Bild: Vor der Vivantes-Konzernzentrale mit klaren Botschaften
Berlin taz | Am Donnerstag treten die Beschäftigten der kommunalen
Krankenhäuser Charité und Vivantes in den [1][unbefristeten Arbeitskampf]
ein. Das teilte die [2][Berliner Krankenhausbewegung], in der sich die
Beschäftigten organisiert haben, am Mittwoch mit. Laut zwei der taz
vorliegenden Streikaufrufen ruft die Gewerkschaft Verdi alle Pflegenden –
inklusive Auszubildenden und Praktikant:innen – sowie die Beschäftigten
der Tochterunternehmen dazu auf, ab Donnerstag ihre Arbeit niederzulegen.

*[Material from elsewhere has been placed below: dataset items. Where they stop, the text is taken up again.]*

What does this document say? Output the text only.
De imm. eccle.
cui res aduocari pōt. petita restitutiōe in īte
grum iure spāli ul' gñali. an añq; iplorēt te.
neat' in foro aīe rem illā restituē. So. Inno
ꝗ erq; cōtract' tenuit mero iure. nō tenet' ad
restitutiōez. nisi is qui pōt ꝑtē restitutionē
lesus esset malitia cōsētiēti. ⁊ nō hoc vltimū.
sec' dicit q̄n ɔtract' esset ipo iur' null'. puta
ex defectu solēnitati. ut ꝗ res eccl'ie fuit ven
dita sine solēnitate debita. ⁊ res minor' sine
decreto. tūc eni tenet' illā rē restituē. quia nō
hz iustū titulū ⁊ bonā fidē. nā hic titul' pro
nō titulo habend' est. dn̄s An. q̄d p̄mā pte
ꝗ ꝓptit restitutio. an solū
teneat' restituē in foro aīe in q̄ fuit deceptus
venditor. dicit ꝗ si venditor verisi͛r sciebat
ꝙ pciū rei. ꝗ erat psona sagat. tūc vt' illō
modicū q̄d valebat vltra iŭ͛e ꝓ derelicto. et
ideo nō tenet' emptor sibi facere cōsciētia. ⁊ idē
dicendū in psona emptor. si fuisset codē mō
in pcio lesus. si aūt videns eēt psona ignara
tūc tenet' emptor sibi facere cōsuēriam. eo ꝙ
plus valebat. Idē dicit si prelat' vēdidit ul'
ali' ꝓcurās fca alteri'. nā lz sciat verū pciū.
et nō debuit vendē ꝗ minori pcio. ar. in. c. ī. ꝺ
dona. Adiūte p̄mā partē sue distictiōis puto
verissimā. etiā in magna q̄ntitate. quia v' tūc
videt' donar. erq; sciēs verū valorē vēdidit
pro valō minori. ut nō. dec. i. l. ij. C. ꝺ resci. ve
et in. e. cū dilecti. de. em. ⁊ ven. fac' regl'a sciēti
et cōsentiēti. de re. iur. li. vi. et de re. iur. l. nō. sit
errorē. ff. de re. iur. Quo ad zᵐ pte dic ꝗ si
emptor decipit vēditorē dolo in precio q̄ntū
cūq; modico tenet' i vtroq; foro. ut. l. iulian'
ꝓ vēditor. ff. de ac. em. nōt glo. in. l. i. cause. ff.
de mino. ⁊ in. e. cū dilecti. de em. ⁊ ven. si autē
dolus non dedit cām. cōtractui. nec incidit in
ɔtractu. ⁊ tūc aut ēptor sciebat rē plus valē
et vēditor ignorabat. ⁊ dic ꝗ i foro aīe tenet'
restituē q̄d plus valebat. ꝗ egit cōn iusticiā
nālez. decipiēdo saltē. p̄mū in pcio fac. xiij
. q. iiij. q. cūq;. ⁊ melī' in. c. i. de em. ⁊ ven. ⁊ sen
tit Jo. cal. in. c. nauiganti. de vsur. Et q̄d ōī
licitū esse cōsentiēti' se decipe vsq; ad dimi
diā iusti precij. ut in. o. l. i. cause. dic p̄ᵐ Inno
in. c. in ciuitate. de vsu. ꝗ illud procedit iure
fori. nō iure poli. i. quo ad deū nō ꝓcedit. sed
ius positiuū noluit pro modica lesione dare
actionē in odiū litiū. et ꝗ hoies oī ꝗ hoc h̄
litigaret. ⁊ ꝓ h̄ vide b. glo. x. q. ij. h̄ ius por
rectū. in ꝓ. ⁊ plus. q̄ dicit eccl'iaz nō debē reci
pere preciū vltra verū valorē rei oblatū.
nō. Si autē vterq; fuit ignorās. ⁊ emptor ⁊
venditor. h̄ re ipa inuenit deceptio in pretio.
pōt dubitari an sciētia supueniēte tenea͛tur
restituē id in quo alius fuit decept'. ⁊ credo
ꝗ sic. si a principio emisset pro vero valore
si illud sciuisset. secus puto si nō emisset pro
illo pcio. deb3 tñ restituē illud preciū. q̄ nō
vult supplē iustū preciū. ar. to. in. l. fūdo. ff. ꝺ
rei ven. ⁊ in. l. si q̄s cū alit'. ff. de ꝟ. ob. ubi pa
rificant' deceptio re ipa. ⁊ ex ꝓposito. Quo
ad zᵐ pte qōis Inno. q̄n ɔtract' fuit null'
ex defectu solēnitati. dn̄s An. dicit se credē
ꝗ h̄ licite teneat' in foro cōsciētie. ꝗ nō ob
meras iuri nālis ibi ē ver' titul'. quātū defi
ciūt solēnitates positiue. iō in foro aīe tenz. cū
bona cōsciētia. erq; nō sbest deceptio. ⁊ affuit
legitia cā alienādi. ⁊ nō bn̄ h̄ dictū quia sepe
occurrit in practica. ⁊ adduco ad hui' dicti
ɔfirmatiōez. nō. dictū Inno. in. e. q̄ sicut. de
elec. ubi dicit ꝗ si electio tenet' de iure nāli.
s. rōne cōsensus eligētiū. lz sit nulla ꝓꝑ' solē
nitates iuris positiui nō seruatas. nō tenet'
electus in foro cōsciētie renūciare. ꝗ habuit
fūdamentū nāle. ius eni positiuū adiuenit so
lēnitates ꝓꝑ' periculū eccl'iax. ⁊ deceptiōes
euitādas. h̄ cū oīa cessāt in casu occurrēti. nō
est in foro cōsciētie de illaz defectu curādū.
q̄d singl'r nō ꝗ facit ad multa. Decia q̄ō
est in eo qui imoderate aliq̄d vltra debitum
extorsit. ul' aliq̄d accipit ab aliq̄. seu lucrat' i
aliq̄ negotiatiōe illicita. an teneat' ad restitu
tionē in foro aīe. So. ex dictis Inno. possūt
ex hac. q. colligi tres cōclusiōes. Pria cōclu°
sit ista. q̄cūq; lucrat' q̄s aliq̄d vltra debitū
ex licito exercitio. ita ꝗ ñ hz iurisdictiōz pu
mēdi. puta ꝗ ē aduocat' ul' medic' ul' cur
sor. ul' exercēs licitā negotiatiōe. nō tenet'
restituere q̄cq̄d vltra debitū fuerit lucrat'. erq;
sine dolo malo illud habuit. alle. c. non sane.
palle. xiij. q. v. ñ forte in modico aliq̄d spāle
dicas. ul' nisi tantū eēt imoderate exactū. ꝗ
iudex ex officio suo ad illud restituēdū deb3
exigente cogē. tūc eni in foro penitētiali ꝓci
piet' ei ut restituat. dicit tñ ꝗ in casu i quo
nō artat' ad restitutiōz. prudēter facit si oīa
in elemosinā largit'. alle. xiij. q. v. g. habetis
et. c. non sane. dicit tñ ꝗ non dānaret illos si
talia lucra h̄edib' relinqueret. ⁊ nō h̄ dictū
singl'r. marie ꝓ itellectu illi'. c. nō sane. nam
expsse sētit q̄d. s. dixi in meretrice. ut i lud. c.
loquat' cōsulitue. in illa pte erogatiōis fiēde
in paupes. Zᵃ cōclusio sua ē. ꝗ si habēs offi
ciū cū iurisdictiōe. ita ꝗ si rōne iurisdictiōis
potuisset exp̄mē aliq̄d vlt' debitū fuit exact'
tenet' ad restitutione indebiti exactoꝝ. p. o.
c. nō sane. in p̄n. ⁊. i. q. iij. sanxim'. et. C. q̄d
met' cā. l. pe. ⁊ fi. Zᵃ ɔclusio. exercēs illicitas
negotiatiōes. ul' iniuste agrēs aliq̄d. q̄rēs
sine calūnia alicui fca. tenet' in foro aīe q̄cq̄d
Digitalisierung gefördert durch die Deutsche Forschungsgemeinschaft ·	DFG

Die Gewerkschaft werde aber die Notversorgung von Patient:innen stets
sicherstellen. Meike Jäger, die zuständige
Verdi-Landesfachbereichsleiterin, sagte der taz, man wolle ein „klares
Signal setzen, dass die Kolleg:innen es ernst meinen“. Ziel sei, dass
die Tarifauseinandersetzung in den nächsten zwei Wochen zu einem Ergebnis
zu bringen.
Bis zum Wochenende sollen allein bei Vivantes 400 bis 600 Betten gesperrt
werden, im Laufe der kommenden Woche könnten es noch mehr werden. Der
Streik würde ab Donnerstag sukzessive hochgefahren, sagte Jäger. So solle
es den Klinikleitungen ermöglicht werden, alle aus medizinischer Sicht
verschiebbaren Behandlungen abzusagen.
Bisher konnten sich Gewerkschaft und Arbeitgeber nur für die
Tochtergesellschaft auf einen Notdienst einigen, der während eines Streiks
im Gesundheitssektor die Notversorgung der Patient:innen sicherstellen
soll. Verdi werde einen Notdienst deshalb „einseitig sicherstellen“, sagte
Jäger.
## Tonänderung bei Vivantes
Die Pflegenden fordern einen [3][Tarifvertrag Entlastung], der
Personalbemessungen für jede Station vorschreiben würde, um die konstanten
Unterbesetzungen zu verhindern. Müssten Pflegende dennoch in Unterbesetzung
arbeiten, erhielten sie einen „Belastungsausgleich“ in Freizeit oder Geld.
Die Beschäftigten der Tochtergesellschaften fordern eine Bezahlung nach dem
Tarifvertrag des öffentlichen Dienstes (TvöD) für alle Beschäftigten.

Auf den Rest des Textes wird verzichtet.